First of all, an NFL team has to determine the parameters on which they will base a decision; are they picking the best player available or are they going to draft for what type of player the team may need? The parameters will affect where a team may want to make it’s selection; if they have a high draft pick, do they keep to draft a “star,” or do they trade down to get multiple picks later in the draft to fill out the roster?
Secondly, there’s that pesky matter of money. Professional football players make a lot of money, and NFL teams have a set limit they can spend on player salaries. For purposes of this discussion, let’s just say there’s a complex means teams go through to balance having the players they need versus the money they can spend. If you really want to go down a rabbit hole, you can check out my version of “The NFL Salary Cap For Non-Lawyers/Accountants.”
Finally, there’s good, old-fashioned “turf wars.” Is there a struggle between the offense and the defense? Are there two players available at the same position dividing the committee as to which one to pick? Is there somebody in the room who wants to show who really has the power in this decision? There’s at least as many variables involved as there are people in the room.
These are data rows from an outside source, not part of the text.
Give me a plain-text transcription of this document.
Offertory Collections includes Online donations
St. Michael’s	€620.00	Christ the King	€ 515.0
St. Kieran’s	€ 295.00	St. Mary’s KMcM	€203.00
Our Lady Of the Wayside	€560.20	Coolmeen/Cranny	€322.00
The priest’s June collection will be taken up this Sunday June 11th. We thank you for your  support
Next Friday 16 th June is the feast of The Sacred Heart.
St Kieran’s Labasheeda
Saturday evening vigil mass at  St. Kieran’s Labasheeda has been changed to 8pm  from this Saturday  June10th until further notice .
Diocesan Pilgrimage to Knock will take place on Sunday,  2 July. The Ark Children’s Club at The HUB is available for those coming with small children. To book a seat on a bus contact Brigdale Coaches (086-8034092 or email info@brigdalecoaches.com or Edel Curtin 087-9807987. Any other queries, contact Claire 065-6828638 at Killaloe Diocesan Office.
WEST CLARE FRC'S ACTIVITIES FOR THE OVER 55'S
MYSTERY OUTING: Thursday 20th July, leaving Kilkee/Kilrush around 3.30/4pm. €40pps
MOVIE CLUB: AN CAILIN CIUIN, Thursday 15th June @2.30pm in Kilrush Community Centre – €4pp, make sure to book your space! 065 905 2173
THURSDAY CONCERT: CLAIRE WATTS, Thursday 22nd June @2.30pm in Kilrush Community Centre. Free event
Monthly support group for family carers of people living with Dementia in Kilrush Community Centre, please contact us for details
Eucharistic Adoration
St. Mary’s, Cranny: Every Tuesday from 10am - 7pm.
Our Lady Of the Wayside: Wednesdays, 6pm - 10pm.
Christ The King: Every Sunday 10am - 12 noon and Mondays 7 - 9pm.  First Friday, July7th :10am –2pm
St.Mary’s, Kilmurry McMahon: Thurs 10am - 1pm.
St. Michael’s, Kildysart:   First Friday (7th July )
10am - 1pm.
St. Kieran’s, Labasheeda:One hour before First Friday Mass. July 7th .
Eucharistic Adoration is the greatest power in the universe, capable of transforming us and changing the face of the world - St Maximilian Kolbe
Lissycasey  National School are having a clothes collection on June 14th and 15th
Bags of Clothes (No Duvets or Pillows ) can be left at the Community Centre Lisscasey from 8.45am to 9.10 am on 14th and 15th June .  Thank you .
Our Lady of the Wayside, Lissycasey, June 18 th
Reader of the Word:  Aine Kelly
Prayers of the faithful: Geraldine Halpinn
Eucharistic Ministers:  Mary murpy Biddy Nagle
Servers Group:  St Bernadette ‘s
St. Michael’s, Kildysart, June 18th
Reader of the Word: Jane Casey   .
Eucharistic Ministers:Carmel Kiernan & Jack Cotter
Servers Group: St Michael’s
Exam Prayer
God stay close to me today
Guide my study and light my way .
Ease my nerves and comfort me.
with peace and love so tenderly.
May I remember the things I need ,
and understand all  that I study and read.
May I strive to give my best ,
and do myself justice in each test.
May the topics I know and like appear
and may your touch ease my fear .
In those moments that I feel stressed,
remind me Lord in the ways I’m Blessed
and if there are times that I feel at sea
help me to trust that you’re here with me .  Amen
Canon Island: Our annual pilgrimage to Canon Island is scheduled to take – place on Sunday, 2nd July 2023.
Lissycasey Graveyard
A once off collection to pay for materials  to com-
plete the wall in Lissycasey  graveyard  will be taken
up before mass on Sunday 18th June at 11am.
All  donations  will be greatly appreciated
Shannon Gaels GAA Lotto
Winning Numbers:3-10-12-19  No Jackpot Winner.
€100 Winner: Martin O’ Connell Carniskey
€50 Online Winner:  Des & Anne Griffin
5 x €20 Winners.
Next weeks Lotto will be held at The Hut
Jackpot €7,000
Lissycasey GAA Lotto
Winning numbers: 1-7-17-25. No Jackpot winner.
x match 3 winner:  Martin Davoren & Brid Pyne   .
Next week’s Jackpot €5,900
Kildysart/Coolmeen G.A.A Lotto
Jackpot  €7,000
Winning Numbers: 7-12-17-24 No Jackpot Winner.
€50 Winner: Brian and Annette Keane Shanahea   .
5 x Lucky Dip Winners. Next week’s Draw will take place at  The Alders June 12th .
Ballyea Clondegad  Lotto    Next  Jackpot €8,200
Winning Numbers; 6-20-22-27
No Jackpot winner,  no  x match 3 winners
With that many variables in play, there’s a wide range of outcomes. To that long-suffering Viking fans’ point, there’s a direct correlation between how well a team manages those deliberations and how well they perform on the field. As much as they drive me crazy, the New England Patriots have won three of the last five Super Bowls because they tend to get Draft Day right. Maybe they have a Ouija board with a direct connection to Henry Fonda.
The Moral of The Story:
The American system of jurisprudence works slowly for a reason, not the least of which is it forces discussion in the face of differing points of view. As NBA Hall-of-Famer Charles Barkley once said “Just because you didn’t get the result you wanted doesn’t mean you didn’t get due process.”
More people need to understand that.